From Principia Mathematica to Charlie Hebdo
The massacre of 12 cartoonists and journalists at Charlie Hebdo magazine in Paris this week should remind us to ask: Why is free speech so important?
It is more than an inalienable individual right; it is fundamental to human progress. That is why it is one of the most important institutions of liberty.
When we look at the history of the freedom of speech in the West, we see that early on it was tied up with the freedom of the press, which is why the terms are used interchangeably in American constitutional theory. Yet, for most of the West’s history, the idea of “publishing” was meaningless. Books were copied by hand, first by scribes hired by Roman nobles to copy books they liked, then by monks in medieval scriptoria, with the more ancient texts copied as practice for copying the more important religious texts. As a result, many texts were lost, with others surviving by mere chance.
Having assumed the role of guardian of learning, the medieval church was ill-disposed toward innovations that threatened its position. The suppression of early English versions of the Bible is a case in point. Information traveled slowly, impeding the progress of intellectual innovation.
The printing press changed all that, as it brought about the first series of real struggles over freedom of speech. Ideas could travel more quickly, and literacy exploded.
As people could finally read the Bible for themselves, Reformation movements grew all over Europe. Then they took to using the press to spread other ideas. In response, the church and its allies in positions of power took steps to restrain this new free press. In fact, early copyright law arose from efforts to regulate the production of printers.
It should not surprise us that early libertarians were often printers. “Freeborn John” Lilburne was first arrested for printing and circulating unlicensed books.
The great poet John Milton wrote perhaps the first great defense of free speech when the English republican Parliament reintroduced censorship via the Licensing Order of 1643 (censorship had effectively been abolished in 1640 along with the Star Chamber, which tried Lilburne). In his Areopagitica, Milton passionately demanded freedom of the press and tolerance of heterodox publications, saying, “Give me the liberty to know, to utter, and to argue freely according to conscience, above all liberties.”

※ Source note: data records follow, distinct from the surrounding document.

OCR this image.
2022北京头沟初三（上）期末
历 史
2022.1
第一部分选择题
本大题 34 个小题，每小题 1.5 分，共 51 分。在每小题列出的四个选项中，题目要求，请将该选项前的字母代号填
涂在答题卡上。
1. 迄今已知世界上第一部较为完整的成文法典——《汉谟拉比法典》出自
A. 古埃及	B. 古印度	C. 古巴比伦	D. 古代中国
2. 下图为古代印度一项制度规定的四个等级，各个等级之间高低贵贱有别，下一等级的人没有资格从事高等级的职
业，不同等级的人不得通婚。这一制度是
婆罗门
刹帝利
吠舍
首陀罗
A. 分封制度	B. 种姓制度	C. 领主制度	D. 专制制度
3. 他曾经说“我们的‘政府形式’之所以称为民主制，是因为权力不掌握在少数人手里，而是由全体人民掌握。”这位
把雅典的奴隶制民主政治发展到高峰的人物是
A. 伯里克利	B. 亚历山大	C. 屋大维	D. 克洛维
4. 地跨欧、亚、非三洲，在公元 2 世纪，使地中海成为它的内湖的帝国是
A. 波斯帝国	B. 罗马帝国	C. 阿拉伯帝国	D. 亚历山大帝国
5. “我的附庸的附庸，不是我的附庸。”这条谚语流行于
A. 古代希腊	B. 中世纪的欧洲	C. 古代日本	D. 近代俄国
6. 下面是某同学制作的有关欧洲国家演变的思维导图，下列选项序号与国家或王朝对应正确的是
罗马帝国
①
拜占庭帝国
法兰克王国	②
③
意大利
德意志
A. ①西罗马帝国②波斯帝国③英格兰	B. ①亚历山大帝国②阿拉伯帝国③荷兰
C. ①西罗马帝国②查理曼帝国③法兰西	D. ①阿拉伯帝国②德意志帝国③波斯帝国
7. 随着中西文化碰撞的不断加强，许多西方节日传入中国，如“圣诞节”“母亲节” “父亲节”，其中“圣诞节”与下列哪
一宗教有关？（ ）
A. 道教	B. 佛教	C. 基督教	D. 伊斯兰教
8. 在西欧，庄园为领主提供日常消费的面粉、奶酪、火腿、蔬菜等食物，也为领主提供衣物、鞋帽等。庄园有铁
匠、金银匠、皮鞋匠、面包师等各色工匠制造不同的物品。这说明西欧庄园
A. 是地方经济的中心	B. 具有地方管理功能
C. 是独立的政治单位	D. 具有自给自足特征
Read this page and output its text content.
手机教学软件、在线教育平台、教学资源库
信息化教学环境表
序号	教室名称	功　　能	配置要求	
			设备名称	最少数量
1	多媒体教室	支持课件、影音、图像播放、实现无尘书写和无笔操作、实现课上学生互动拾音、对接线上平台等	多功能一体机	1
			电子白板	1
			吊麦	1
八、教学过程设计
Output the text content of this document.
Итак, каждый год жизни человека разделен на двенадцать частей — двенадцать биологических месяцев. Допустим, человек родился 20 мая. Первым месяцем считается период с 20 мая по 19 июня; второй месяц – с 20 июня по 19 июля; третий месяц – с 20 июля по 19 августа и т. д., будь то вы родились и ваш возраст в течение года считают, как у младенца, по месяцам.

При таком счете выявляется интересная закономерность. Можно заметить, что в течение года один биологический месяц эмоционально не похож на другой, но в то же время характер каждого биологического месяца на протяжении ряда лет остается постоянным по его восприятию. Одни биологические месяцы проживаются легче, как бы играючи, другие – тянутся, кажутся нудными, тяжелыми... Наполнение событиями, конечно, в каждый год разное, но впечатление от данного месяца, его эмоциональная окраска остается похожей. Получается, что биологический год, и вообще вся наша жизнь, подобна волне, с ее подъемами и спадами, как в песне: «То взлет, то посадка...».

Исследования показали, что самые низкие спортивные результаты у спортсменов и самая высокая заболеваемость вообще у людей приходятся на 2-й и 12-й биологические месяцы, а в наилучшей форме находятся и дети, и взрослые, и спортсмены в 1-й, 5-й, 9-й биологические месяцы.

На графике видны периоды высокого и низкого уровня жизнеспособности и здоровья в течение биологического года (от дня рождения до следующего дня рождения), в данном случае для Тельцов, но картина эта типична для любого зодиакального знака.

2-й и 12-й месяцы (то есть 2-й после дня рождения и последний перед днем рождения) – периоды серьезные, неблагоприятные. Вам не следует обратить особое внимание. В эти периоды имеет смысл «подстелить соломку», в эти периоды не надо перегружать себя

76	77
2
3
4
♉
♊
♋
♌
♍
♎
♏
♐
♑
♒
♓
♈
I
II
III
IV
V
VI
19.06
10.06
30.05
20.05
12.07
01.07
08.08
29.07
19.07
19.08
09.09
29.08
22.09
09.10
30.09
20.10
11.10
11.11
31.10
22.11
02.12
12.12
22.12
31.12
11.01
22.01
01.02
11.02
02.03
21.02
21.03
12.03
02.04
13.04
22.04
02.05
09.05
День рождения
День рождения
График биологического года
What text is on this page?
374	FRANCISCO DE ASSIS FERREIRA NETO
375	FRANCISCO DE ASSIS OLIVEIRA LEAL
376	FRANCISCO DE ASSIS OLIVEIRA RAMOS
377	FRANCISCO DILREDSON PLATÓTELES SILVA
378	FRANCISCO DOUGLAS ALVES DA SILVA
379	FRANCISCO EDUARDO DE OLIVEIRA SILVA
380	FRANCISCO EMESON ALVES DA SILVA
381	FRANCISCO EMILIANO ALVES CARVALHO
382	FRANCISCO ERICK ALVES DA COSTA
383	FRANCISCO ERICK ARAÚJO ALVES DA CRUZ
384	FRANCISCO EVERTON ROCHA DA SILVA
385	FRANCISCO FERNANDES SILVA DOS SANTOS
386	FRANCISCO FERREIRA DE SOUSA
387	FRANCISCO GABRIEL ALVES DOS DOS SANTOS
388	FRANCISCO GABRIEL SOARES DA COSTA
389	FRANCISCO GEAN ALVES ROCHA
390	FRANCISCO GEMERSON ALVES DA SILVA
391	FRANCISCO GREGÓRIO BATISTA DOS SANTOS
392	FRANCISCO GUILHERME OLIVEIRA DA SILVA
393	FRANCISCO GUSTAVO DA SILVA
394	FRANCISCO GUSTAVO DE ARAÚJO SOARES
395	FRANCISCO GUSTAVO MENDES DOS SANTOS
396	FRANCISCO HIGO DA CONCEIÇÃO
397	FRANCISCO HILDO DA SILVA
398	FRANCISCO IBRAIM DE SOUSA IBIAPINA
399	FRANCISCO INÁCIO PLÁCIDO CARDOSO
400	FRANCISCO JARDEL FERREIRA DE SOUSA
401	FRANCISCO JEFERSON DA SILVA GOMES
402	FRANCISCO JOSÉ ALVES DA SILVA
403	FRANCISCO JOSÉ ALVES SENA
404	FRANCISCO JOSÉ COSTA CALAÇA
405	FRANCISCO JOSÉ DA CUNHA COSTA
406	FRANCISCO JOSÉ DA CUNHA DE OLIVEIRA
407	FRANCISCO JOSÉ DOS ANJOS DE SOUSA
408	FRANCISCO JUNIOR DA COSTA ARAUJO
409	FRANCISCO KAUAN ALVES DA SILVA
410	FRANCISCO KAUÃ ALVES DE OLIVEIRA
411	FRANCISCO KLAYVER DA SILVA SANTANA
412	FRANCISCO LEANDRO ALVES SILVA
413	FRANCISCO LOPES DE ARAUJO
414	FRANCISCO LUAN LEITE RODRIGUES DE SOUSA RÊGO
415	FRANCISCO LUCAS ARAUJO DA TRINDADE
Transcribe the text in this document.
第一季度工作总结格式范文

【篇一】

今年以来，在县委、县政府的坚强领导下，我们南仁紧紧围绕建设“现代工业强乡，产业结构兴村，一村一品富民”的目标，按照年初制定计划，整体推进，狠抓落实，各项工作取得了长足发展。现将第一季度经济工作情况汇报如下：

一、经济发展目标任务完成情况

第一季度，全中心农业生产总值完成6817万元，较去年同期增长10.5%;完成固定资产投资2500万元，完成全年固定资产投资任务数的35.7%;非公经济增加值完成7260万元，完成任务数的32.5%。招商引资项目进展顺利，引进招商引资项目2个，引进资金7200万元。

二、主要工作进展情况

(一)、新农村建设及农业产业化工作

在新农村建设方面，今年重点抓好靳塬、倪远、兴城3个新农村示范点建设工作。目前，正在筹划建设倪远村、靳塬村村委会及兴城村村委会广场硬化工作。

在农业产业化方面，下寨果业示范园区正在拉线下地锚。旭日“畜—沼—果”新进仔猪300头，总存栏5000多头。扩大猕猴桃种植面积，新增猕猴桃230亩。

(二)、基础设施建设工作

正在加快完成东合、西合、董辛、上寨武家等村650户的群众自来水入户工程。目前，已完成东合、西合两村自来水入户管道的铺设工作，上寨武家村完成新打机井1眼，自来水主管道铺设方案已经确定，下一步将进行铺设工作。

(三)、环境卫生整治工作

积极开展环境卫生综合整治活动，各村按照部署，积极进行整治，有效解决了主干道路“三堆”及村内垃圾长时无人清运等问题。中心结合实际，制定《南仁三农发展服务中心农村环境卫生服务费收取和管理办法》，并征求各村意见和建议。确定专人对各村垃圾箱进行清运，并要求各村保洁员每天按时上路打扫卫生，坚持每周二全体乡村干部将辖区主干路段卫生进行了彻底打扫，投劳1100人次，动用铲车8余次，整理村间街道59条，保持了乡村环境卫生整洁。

The licensing order lapsed in 1694 as a result of the Glorious Revolution of 1685, which instituted a more liberal constitution in England and helped to inspire the American Revolution — and eventually the Bill of Rights and First Amendment. But the Areopagitica is still with us. Fittingly, the US Supreme Court cited it as an authority on the inherent value of false statements in the landmark case New York Times v. Sullivan:
Even a false statement may be deemed to make a valuable contribution to public debate, since it brings about “the clearer perception and livelier impression of truth, produced by its collision with error.” Mill, On Liberty (Oxford: Blackwell, 1947), p. 15; see also Milton, Areopagitica, in Prose Works (New Haven, CT: Yale, 1959), vol. 2, p. 561.
The free press opened new communication channels for theoretical innovation. It is often noted that Sir Isaac Newton was born the day Galileo died. What enabled Newton to take Galileo’s experiments and turn them into modern physics was the printing press. Newton published Principia Mathematica in 1687, and revised it in 1713 and 1726. The book was published by the Royal Society, founded in Oxford in 1660, which essentially invented peer review (see this here fascinating series of videos on the society’s role in the invention of modern science). Newton’s book spread throughout Europe, which would not have been possible under earlier regimes where printing was tightly controlled.
Central to the principle of a free press is the right to be wrong — which enables peer review and criticism in the first place. It is also central to scientific and technological innovation and experimentation, and therefore also central to economic progress, which has led to the great explosion in human welfare we have seen over the last two centuries. Free speech allows more ideas to “have sex,” to use Matt Ridley’s phrase, and that is why societies that are frightened by the consequences of this ideological sexual revolution are those with the most severe censorship laws.
At this point, one might argue that it is absurd to compare a “blasphemous” cartoon to the Principia Mathematica. But that would be a mistake. As Stephen Law has written for the Center for Inquiry, the point of such cartoons is not to cause offense, but something far greater:
More often than not, the lampooning is done with intention of shattering, if only for a moment, the protective façade of reverence and deference that has been erected around some iconic figure or belief, so that we can all catch a glimpse of how things really are.
It is exactly that goal — to help us determine what actually is, rather than what is simply asserted — that free speech and free inquiry make possible. As an institution of liberty, free speech must be defended wherever it is attacked. (My colleague Hans Bader has written elsewhere about letting down our guard.) Those who seek to suppress free speech want to keep mankind mired in poverty and ignorance, subject to their own whims and beliefs. They cannot be allowed to succeed.
Iain Murray is vice president at the Competitive Enterprise Institute.